Plassnik zu Syrien und Libanon: "Lang erwartetes Signal der nachbarschaftlichen Normalisierung"

Außenministerin zur Aufnahme diplomatischer Beziehungen Syrien-Libanon

Brüssel (OTS) - "Der Entschluss Syriens, erstmalig eine Botschaft im Libanon eröffnen zu wollen, ist ein lang erwartetes Signal der Ermutigung im Nahen Osten. Mit diesem Schritt legt Syrien die Basis für eine Normalisierung der bilateralen Beziehungen mit dem Libanon und leistet einen wichtigen Beitrag zu mehr Stabilität in der Region", erklärte Bundesministerin Plassnik zu einer entsprechenden Ankündigung des syrischen Staatspräsidenten Baschar al-Assad.

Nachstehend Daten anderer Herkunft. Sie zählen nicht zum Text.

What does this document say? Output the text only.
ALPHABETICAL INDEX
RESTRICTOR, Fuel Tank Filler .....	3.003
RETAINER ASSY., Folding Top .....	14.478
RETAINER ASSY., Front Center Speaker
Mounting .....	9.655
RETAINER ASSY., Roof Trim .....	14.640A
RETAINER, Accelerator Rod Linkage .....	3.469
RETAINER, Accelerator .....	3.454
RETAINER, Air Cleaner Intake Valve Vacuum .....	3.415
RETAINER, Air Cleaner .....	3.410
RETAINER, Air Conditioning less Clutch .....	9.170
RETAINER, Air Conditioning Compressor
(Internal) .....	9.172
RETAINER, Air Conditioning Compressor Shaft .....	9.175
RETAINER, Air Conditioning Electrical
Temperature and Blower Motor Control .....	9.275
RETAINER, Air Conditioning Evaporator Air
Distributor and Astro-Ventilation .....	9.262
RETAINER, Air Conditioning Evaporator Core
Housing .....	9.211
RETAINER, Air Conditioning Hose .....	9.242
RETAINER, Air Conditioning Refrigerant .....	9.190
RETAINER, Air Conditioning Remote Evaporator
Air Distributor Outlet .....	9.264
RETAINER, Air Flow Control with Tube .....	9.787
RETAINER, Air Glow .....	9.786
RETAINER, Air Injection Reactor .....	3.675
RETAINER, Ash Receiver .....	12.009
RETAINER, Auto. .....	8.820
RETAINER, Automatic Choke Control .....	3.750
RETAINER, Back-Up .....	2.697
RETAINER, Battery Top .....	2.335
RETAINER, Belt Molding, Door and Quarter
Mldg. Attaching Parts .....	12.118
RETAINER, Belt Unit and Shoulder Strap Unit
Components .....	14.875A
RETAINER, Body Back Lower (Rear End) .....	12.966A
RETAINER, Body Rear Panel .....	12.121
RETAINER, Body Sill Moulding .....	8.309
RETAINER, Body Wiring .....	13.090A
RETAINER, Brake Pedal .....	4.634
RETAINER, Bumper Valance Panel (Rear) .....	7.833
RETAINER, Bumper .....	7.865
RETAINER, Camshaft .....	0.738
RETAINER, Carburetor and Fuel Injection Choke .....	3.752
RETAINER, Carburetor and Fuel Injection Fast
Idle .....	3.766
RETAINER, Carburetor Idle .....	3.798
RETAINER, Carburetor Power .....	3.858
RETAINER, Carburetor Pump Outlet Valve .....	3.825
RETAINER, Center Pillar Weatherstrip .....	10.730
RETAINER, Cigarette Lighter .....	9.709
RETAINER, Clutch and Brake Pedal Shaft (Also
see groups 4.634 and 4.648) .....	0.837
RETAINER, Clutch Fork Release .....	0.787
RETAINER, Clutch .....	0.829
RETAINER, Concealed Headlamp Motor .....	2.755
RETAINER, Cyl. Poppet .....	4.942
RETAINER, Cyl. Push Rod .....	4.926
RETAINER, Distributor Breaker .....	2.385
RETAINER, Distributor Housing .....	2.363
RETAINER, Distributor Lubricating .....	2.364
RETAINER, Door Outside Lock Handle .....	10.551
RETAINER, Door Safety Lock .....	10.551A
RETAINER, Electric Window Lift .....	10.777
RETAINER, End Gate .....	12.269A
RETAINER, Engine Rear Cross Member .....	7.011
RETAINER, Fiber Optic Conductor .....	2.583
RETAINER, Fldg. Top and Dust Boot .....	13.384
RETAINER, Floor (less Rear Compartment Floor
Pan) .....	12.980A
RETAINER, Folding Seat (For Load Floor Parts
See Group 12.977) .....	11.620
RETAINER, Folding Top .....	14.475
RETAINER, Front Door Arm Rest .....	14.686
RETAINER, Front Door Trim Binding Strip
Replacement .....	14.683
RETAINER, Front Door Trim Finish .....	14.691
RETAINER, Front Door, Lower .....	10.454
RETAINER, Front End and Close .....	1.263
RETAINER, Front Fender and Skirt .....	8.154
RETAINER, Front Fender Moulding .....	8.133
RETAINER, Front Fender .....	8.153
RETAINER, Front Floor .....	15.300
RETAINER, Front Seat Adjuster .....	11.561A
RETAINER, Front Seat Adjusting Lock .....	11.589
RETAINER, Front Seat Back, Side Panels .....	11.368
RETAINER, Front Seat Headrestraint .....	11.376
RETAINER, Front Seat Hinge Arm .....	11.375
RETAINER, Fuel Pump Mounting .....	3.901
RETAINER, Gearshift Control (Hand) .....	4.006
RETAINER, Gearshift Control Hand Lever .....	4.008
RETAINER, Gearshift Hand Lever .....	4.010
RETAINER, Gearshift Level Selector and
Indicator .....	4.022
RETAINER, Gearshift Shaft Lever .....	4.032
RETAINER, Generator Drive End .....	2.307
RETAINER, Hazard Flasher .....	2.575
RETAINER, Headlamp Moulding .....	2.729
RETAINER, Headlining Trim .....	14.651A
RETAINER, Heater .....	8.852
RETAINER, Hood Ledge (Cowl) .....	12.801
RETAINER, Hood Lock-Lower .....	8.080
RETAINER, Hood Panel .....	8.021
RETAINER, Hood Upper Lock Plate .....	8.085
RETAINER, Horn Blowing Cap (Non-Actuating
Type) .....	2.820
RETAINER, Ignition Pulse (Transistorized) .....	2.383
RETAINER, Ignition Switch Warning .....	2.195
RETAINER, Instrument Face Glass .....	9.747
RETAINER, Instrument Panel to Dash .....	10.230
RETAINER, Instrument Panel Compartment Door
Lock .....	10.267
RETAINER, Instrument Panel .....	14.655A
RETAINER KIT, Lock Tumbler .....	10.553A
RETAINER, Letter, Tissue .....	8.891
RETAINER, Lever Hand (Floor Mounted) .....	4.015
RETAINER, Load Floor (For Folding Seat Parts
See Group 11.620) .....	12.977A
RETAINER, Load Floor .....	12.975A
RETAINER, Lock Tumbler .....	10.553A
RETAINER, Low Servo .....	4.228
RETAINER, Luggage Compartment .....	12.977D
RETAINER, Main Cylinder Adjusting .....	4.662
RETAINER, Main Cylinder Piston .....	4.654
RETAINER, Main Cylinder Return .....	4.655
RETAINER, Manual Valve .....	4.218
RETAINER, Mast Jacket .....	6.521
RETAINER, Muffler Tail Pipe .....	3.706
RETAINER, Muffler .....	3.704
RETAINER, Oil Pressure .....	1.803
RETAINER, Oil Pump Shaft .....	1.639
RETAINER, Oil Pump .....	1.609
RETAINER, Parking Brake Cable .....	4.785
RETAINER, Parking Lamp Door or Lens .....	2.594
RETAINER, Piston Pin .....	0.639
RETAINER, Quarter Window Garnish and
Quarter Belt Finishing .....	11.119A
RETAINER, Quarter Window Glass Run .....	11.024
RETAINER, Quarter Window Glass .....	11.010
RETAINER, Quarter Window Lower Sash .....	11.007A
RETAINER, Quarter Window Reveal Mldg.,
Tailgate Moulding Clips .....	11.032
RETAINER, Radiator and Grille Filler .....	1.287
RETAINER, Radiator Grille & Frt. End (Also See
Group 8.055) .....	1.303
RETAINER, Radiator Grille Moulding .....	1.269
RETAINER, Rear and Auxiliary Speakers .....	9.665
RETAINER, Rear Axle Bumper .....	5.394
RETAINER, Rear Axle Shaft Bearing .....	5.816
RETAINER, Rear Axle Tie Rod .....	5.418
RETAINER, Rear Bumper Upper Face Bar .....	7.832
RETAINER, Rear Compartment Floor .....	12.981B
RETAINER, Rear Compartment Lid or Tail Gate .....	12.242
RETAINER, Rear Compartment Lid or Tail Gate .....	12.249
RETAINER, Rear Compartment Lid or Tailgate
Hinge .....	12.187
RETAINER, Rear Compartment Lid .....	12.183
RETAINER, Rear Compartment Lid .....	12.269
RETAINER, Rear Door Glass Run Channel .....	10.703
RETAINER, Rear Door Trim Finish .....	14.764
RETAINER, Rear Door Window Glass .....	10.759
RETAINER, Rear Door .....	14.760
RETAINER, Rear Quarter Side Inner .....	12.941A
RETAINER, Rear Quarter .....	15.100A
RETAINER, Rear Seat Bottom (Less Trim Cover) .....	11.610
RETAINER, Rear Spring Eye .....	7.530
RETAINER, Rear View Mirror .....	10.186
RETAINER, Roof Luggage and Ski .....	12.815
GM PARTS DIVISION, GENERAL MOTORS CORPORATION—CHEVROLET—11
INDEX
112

"Österreich glaubt fest an das Potenzial Syriens, ein konstruktiver Partner und Nachbar in der Region zu sein. Es liegt an allen Kräften im Nahen Osten zur Stabilität und zur friedlichen nachbarschaftlichen Entwicklung beizutragen. Die Europäische Union wird ihre Bemühungen um eine nachhaltige Verbesserung der Beziehungen zwischen Syrien und Libanon auch weiterhin tatkräftig unterstützen", so Plassnik weiter.

Die Ministerin erinnerte daran, dass der Grundstein für die nunmehr beschlossene Aufnahme regulärer diplomatischer Beziehungen im Rahmen des euro-mediterranen Gipfeltreffens im Juli in Paris gelegt worden war. Auch Österreich leiste - so die Ministerin - konkrete rot-weiß-rote Beiträge zur Stabilität in der Region. Als Beispiel nannte sie die gemeinsam mit der libanesischen Regierung organisierte Wiederaufbaukonferenz für das palästinensische Flüchtlingslager Nahr El Bared, zu der hochrangige Vertreter der gesamten Gebergemeinschaft im vergangenen Juni nach Wien gekommen waren.